Leadership Ideas, Information and News

Thursday, March 03, 2011

Local Medical Doctor to be Honored at FBI Headquarters in Washington, D.C.

ST. LOUIS—Acting Special Agent in Charge M. B. Kinder of the FBI St. Louis Division has announced the recipient of the 2010 Director's Community Leadership Award (DCLA). Dr. Steven Bander was selected because of his courage and integrity to expose alleged fraud and for his continuous dedication in promoting ethical business practices in medical care and research.

Dr. Bander used to be the chief medical officer for Gambro Healthcare U.S., which was the world’s third largest supplier of kidney dialysis services. In April 2001, he filed a lawsuit claiming Gambro defrauded Medicare and Medicaid out of hundreds of millions of dollars. Mr. Kinder said, "Dr. Bander knew he would end his career and he knew he would have to pay lawyers' fees up front to file his suit. What he didn't know was whether he would prevail. Yet he stuck his neck out because he knew he had to do what was right." Finally in an agreement three-and-a-half years later, Gambro paid more than $350 million in civil and criminal penalties to settle the claims. This agreement, made in December 2004, remains the largest fraud settlement in Missouri history. At the time, it was the sixth largest fraud settlement in the country.

The False Claims Act provides an incentive to people to report allegations that the government has been defrauded by granting them between 15 percent and 30 percent of any award or settlement amount. Dr. Bander donated part of his settlement amount to establish a charitable foundation that focuses on business ethics in health care. His philanthropy includes donating to Saint Louis University in 2006 to form The Bander Center for Medical Business Ethics and to Washington University (St. Louis) in 2008 to establish the Bander Business Ethics in Medical Research Funding Program.
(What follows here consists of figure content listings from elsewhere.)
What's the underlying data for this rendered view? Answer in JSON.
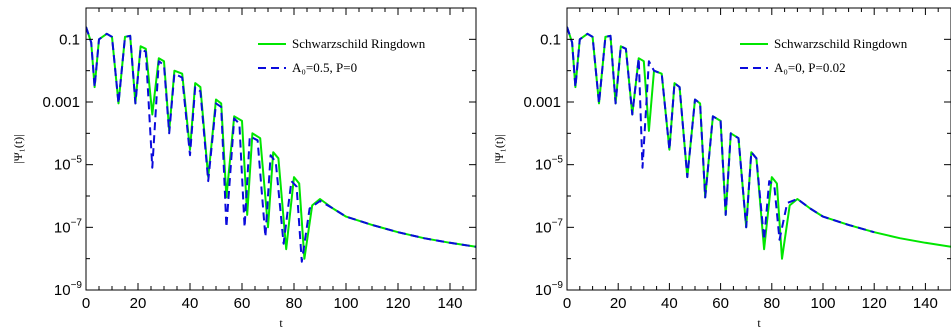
{
  "chart_data": [
    {
      "type": "line",
      "xlabel": "t",
      "ylabel": "|Ψ₁(t)|",
      "xlim": [
        0,
        150
      ],
      "ylim": [
        1e-09,
        1
      ],
      "yscale": "log",
      "xticks": [
        "0",
        "20",
        "40",
        "60",
        "80",
        "100",
        "120",
        "140"
      ],
      "yticks": [
        {
          "base": "0.1",
          "exp": ""
        },
        {
          "base": "0.001",
          "exp": ""
        },
        {
          "base": "10",
          "exp": "−5"
        },
        {
          "base": "10",
          "exp": "−7"
        },
        {
          "base": "10",
          "exp": "−9"
        }
      ],
      "legend_position": "top-right",
      "series": [
        {
          "name": "Schwarzschild Ringdown",
          "color": "#00e600",
          "style": "solid",
          "x": [
            0,
            2,
            3.3,
            5,
            8,
            10,
            12.5,
            15,
            17,
            19,
            21,
            23,
            25.5,
            28,
            30,
            32,
            34,
            37,
            40,
            42,
            44,
            47,
            50,
            52,
            54,
            57,
            60,
            62,
            64,
            67,
            70,
            72,
            74,
            77,
            80,
            82,
            84,
            87,
            90,
            95,
            100,
            110,
            120,
            130,
            140,
            150
          ],
          "y": [
            0.25,
            0.08,
            0.003,
            0.1,
            0.15,
            0.12,
            0.0009,
            0.12,
            0.13,
            0.0009,
            0.06,
            0.05,
            0.0004,
            0.025,
            0.02,
            0.00012,
            0.01,
            0.008,
            3e-05,
            0.004,
            0.003,
            4e-06,
            0.0012,
            0.0009,
            9e-07,
            0.00035,
            0.00025,
            2.5e-07,
            0.0001,
            7e-05,
            1e-07,
            2.5e-05,
            1.6e-05,
            2e-08,
            4e-06,
            2.5e-06,
            1e-08,
            5e-07,
            8e-07,
            4e-07,
            2.2e-07,
            1.2e-07,
            7e-08,
            4.5e-08,
            3.2e-08,
            2.4e-08
          ]
        },
        {
          "name": "A₀=0.5, P=0",
          "color": "#0a0adc",
          "style": "dashed",
          "x": [
            0,
            2,
            3.3,
            5,
            8,
            10,
            12.5,
            15,
            17,
            19,
            21,
            23,
            25.5,
            28,
            30,
            32,
            34,
            37,
            40,
            42,
            44,
            47,
            50,
            52,
            54,
            57,
            59,
            61,
            63,
            66,
            69,
            71,
            73,
            76,
            79,
            81,
            83,
            86,
            90,
            95,
            100,
            110,
            120,
            130,
            140,
            150
          ],
          "y": [
            0.25,
            0.08,
            0.003,
            0.1,
            0.15,
            0.12,
            0.0009,
            0.12,
            0.13,
            0.0009,
            0.05,
            0.04,
            8e-06,
            0.02,
            0.015,
            0.0001,
            0.008,
            0.006,
            2e-05,
            0.003,
            0.0022,
            3e-06,
            0.0009,
            0.0007,
            1e-07,
            0.0003,
            0.0002,
            1e-07,
            8e-05,
            6e-05,
            5e-08,
            2e-05,
            1.2e-05,
            3e-08,
            3e-06,
            2e-06,
            8e-09,
            4e-07,
            7e-07,
            4e-07,
            2.2e-07,
            1.2e-07,
            7e-08,
            4.5e-08,
            3.2e-08,
            2.4e-08
          ]
        }
      ]
    },
    {
      "type": "line",
      "xlabel": "t",
      "ylabel": "|Ψ₁(t)|",
      "xlim": [
        0,
        150
      ],
      "ylim": [
        1e-09,
        1
      ],
      "yscale": "log",
      "xticks": [
        "0",
        "20",
        "40",
        "60",
        "80",
        "100",
        "120",
        "140"
      ],
      "yticks": [
        {
          "base": "0.1",
          "exp": ""
        },
        {
          "base": "0.001",
          "exp": ""
        },
        {
          "base": "10",
          "exp": "−5"
        },
        {
          "base": "10",
          "exp": "−7"
        },
        {
          "base": "10",
          "exp": "−9"
        }
      ],
      "legend_position": "top-right",
      "series": [
        {
          "name": "Schwarzschild Ringdown",
          "color": "#00e600",
          "style": "solid",
          "x": [
            0,
            2,
            3.3,
            5,
            8,
            10,
            12.5,
            15,
            17,
            19,
            21,
            23,
            25.5,
            28,
            30,
            32,
            34,
            37,
            40,
            42,
            44,
            47,
            50,
            52,
            54,
            57,
            60,
            62,
            64,
            67,
            70,
            72,
            74,
            77,
            80,
            82,
            84,
            87,
            90,
            95,
            100,
            110,
            120,
            130,
            140,
            150
          ],
          "y": [
            0.25,
            0.08,
            0.003,
            0.1,
            0.15,
            0.12,
            0.0009,
            0.12,
            0.13,
            0.0009,
            0.06,
            0.05,
            0.0004,
            0.025,
            0.02,
            0.00012,
            0.01,
            0.008,
            3e-05,
            0.004,
            0.003,
            4e-06,
            0.0012,
            0.0009,
            9e-07,
            0.00035,
            0.00025,
            2.5e-07,
            0.0001,
            7e-05,
            1e-07,
            2.5e-05,
            1.6e-05,
            2e-08,
            4e-06,
            2.5e-06,
            1e-08,
            5e-07,
            8e-07,
            4e-07,
            2.2e-07,
            1.2e-07,
            7e-08,
            4.5e-08,
            3.2e-08,
            2.4e-08
          ]
        },
        {
          "name": "A₀=0, P=0.02",
          "color": "#0a0adc",
          "style": "dashed",
          "x": [
            0,
            2,
            3.3,
            5,
            8,
            10,
            12.5,
            15,
            17,
            19,
            21,
            23,
            25.5,
            28,
            29.5,
            32,
            34,
            37,
            40,
            42,
            44,
            47,
            50,
            52,
            54,
            57,
            60,
            62,
            64,
            67,
            70,
            72,
            74,
            77,
            79,
            81,
            83,
            86,
            90,
            95,
            100,
            110,
            120
          ],
          "y": [
            0.25,
            0.08,
            0.003,
            0.1,
            0.15,
            0.12,
            0.0009,
            0.12,
            0.13,
            0.0009,
            0.06,
            0.05,
            0.0004,
            0.025,
            8e-06,
            0.02,
            0.01,
            0.008,
            3e-05,
            0.004,
            0.003,
            4e-06,
            0.0012,
            0.0009,
            9e-07,
            0.00035,
            0.00025,
            2.5e-07,
            0.0001,
            7e-05,
            1e-07,
            2.5e-05,
            1.6e-05,
            4e-08,
            3e-06,
            2e-06,
            4e-08,
            6e-07,
            8e-07,
            4e-07,
            2.2e-07,
            1.2e-07,
            7e-08
          ]
        }
      ]
    }
  ]
}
Most recently, his foundation helped establish a new academic journal called Journal Narrative Inquiry in Bioethics: A Journal of Qualitative Research. The journal serves as a forum for exploring current issues in bioethics. The first issue, which focuses on living with conflicts of interest, will be published this fall.

Today's ceremony was held in front of 150-200 fourth-year medical students enrolled in The Bander Center for Medical Business Ethics at Saint Louis University. "I am proud that one of our graduates and a member of our faculty is being honored for such a remarkable display of courage and selflessness," said Saint Louis University President Lawrence Biondi, S.J. "Through his words and his deeds, Dr. Bander exemplifies the very best of what we seek to instill in our students at SLU."

Later in the month, we will fly Dr. Bander to Washington, D.C., where FBI Director Robert S. Mueller, III will personally present the DCLA awards at a national ceremony on March 25 to the 2010 recipients selected by each of the 56 FBI field offices.

The DCLA was created in 1990 as the principle means for the FBI to publicly honor individuals and organizations for their efforts in combating crime, terrorism, drugs, and violence to help keep America and our children safe. In order for the FBI to be effective, we need the support and understanding of the American people in our common interest to fight crime and terrorism.

Past local DCLA recipients are (years not listed did not have a recipient):

1990 Former Cardinals player Joseph Cunningham
1991 Martin Mathews, president, CEO and co-founder of Mathews-Dickey Boys’ & Girls’ Club
1993 Jean Leible, neighborhood activist
1995 Pastor Harry Douma, founder of Camp Penuel
2005 Martin Mathews (two-time recipient)
2006 Karen Aroesty, regional director of Anti-Defamation League
2007 Pastor B.T. Rice of New Horizon 7th Day Christian Church
2008 Dave Sinclair, former chairman and CEO of Dave Sinclair Auto Group
2009 Bill Wilkerson, executive director of "Reach Out St. Louis!"